Ainsi donc, malgré deux offensives de grande envergure, le Gouvernement soviétique de Juiking se défend encore et l’on ne peut affirmer que ses jours soient comptés. Les causes de l’insuccès relatif des opérations militaires de Nankin sont nombreuses; il faut citer, entre autres, les difficultés du terrain, qui fournissent aux détachements rouges, en cas d’échec, des refuges sûrs et qui obligent les armées régulières à rester à proximité des voies de communication; le manque de solidité des troupes, mal équipées et, surtout, irrégulièrement soldées, dont des corps entiers sont passés à l’ennemi; la mauvaise administration et la corruption des fonctionnaires locaux, civils et militaires, du Kuomintang, qui font des paysans, appauvris et écrasés de taxes irrégulières, la proie toute désignée des agitateurs communistes qui leur promettent la terre; enfin l’appui moral, matériel et financier que l’U.R.S.S. ne cesse d’accorder à l’adversaire.
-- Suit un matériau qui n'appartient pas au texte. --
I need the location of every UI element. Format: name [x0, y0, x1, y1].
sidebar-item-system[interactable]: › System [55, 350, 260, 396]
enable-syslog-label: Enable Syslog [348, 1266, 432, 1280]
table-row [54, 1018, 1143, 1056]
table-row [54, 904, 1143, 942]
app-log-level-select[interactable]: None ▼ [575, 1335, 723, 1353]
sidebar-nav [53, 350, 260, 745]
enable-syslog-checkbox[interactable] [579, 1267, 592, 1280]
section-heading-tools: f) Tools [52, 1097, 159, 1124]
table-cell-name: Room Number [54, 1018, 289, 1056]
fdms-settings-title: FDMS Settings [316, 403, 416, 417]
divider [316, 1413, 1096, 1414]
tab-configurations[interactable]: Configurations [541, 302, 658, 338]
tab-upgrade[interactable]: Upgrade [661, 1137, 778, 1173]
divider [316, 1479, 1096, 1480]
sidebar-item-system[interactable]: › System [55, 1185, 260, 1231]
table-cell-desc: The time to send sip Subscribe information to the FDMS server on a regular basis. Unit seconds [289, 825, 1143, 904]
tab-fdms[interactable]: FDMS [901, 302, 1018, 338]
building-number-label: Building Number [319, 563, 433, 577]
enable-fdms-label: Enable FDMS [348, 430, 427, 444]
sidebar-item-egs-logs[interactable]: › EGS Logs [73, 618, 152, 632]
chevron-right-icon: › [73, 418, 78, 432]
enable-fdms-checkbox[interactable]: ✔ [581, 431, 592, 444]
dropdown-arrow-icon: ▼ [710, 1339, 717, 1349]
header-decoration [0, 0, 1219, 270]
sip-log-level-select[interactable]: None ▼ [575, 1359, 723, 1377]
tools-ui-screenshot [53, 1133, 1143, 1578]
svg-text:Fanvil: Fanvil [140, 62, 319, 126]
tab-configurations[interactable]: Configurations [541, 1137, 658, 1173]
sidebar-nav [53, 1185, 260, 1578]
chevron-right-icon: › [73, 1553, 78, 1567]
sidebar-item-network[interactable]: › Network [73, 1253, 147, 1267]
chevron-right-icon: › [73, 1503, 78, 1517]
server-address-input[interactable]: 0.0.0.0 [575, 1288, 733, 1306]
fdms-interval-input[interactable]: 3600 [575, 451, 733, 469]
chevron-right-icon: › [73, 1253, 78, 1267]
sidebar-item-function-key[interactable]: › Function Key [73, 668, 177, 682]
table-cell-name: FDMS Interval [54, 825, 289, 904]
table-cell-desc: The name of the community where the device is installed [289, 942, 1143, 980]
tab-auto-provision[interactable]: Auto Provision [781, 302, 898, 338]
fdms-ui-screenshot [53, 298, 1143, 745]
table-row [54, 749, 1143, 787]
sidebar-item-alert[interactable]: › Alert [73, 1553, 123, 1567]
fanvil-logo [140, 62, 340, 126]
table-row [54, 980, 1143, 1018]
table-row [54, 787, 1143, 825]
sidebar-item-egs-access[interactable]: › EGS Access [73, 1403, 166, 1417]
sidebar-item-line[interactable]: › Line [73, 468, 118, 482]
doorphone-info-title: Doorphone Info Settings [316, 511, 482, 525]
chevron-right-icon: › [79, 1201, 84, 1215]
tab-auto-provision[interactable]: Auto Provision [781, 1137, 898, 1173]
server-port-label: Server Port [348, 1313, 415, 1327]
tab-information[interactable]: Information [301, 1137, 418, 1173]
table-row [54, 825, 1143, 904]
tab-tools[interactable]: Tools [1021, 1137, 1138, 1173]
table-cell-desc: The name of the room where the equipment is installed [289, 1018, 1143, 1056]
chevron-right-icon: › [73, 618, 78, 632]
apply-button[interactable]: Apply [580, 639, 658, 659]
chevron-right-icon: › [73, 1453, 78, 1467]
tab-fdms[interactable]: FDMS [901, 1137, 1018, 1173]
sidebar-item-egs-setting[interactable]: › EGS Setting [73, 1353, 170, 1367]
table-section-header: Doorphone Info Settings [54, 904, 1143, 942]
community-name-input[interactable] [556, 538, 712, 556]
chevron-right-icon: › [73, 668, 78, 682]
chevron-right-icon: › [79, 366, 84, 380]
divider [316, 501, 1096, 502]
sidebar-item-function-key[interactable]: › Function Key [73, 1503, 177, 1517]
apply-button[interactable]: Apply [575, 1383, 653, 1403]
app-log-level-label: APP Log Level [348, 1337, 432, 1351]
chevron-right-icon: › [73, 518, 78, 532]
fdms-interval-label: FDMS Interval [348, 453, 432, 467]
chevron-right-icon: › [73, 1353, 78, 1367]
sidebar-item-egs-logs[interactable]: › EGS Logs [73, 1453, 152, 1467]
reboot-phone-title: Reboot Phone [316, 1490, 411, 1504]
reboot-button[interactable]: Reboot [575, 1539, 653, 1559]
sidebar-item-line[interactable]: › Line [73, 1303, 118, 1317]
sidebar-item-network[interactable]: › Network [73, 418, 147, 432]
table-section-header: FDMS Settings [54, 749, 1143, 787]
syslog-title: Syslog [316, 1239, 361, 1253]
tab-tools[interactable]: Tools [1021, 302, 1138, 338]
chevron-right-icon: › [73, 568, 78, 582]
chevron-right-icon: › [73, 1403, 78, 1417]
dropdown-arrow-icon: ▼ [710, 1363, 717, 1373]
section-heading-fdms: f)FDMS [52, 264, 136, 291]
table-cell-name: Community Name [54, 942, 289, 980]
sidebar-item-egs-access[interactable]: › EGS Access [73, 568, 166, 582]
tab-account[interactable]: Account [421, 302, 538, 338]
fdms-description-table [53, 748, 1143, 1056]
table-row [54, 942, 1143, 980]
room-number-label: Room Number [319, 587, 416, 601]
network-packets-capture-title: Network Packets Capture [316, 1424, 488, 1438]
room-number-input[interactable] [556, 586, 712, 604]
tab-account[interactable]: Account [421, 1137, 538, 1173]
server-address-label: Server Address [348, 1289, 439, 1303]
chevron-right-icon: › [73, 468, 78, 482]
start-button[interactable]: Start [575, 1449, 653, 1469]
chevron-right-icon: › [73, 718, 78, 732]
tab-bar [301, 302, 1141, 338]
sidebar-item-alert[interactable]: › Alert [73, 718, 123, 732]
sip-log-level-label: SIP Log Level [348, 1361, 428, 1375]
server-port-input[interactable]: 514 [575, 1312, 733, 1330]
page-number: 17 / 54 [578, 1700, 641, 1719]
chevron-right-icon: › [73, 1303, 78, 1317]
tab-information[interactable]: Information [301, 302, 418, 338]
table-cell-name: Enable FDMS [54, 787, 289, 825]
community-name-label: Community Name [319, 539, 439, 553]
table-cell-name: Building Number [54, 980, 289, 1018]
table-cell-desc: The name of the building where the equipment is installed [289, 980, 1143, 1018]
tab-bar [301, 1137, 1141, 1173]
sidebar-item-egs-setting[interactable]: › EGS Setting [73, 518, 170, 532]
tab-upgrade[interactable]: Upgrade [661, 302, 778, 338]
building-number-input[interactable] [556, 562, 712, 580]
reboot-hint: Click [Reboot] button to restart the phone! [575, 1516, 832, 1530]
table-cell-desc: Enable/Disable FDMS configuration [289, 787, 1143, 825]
M. Paréjas, professeur suisse à Nankin, de passage ici actuellement, me confirme que Chiang Kai-shek aurait compris maintenant la nécessité d’accompagner la répression militaire d’une réforme immédiate de l’administration locale, la nécessité aussi de réformes agraires qui permettraient d’offrir au paysan, dans les régions reconquises, autre chose que le retour à la misère et à l’exploitation antérieures. Le Gouvernement de Nankin vient, en outre, d’adopter et d’ordonner la mise à exécution urgente d’un vaste réseau routier autour de Nankin et Hankow, comportant 20000 kilomètres; s’il se réalisait, même très partiellement, ce projet faciliterait beaucoup aux troupes de Nankin l’approche des régions de refuge actuelles des forces rouges. Il serait imprudent de compter trop sur la réalisation rapide de ces plans; ils sont intéressants, cependant, par l’indication qu’ils donnent des difficultés à vaincre.